De ses livres, objets d’art et de ferveur, de sa foi généreuse, de sa quête passionnée, de son message d’harmonie entre les hommes, la nature et la divinité, il ne reste plus rien. De sa religion de beauté, de sa subtile religion du clair-obscur, nous n’avons gardé que ces mots, «manichéen», «manichéisme», devenus dans nos bouches des insultes. Car tous les inquisiteurs de Rome et de la Perse se sont ligués pour défigurer Mani, pour l’éteindre. En quoi était-il si dangereux qu’il ait fallu le pourchasser ainsi jusque dans notre mémoire ? Pendant mille ans, son cri fut entendu. En Egypte, on l’appelait « l’apôtre de Jésus »; en Chine, on le surnommait « le bouddha de Lumière » ; son espoir fleurissait au bord des trois océans. Mais bientôt ce fut la haine, ce fit l’acharnement. Les princes de ce monde le maudirent, pour eux il devint « le démon menteur », « le récipient gorgé de Mal » et, dans leur humour rageur, « le maniaque » ; sa voix, «un perfide enchantement » ; son message, « l’ignoble superstition », « la pestilentielle hérésie ». Puis les bûchers firent leur œuvre, consumant dans un même feu ténébreux ses écrits, ses icônes, les plus parfaits de ses disciples, et ces femmes altières qui refusaient de cracher sur son nom. Ce livre est dédié à Mani. Il a voulu raconter sa vie. Ou ce qu’on peut en deviner encore après tant de siècles de mensonge et d’oubli.

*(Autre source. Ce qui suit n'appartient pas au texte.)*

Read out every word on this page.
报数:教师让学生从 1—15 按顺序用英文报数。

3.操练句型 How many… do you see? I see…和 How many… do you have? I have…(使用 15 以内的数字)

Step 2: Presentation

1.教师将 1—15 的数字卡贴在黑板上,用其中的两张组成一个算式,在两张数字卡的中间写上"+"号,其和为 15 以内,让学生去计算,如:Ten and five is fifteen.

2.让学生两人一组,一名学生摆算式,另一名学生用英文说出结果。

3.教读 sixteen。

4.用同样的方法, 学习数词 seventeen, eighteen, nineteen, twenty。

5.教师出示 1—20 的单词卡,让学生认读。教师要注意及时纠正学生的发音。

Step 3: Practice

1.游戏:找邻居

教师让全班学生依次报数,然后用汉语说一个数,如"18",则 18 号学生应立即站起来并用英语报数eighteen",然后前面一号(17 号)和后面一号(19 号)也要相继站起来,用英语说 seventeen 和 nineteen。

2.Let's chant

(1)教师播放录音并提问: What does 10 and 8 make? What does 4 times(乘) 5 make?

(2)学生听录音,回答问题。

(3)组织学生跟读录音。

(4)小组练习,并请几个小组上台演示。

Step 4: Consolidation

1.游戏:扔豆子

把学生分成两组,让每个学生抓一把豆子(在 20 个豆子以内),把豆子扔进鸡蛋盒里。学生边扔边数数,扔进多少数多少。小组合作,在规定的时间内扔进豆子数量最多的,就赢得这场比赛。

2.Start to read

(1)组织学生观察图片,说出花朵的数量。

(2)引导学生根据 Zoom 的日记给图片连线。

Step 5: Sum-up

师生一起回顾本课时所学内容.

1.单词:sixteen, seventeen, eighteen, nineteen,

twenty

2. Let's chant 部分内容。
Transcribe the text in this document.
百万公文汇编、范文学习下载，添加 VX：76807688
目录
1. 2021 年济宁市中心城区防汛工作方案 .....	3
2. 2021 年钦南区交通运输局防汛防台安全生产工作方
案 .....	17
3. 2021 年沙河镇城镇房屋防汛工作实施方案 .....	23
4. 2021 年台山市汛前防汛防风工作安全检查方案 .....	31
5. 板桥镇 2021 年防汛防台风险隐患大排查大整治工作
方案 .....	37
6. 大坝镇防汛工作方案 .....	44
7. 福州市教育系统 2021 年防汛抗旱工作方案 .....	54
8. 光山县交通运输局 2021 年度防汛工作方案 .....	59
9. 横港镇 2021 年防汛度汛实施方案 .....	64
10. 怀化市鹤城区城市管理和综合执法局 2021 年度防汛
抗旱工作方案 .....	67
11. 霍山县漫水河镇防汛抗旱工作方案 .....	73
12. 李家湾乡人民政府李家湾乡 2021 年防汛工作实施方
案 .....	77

« Aux commencements de l’univers, deux mondes existaient, séparés l’un de l’autre : le monde de la Lumière et celui des Ténèbres. Dans les Jardins de Lumière étaient toutes les choses désirables, dans les ténèbres résidait le désir, un désir puissant, impérieux, rugissant. Et soudain, à la frontière des deux mondes, un choc se produisit, le plus violent et le plus terrifiant que l’univers ait connu. Les particules de Lumière se sont alors mêlées aux Ténèbres, de mille façons différentes, et c’est ainsi que sont apparus toutes les créatures, les corps célestes et les eaux, et la nature et l’homme…En tout être comme en toute chose se côtoient et s’imbriquent Lumière et Ténèbres. Dans une datte que vous croquez, la chair nourrit votre corps, mais le goût suave et le parfum et la couleur nourrissent votre esprit. La Lumière qui est en vous se nourrit de beauté et de connaissance, songez à la nourrir sans arrêt, ne vous contentez pas de gaver le corps. Vos sens sont conçus pour recueillir la beauté, pour la toucher, la respirer, la goûter, l’écouter, la contempler. Oui, frères, vos cinq sens sont distillateurs de Lumière. Offrez-leur parfums, musiques, couleurs. Epargnez-leur la puanteur, les cris rauques et la salissure. »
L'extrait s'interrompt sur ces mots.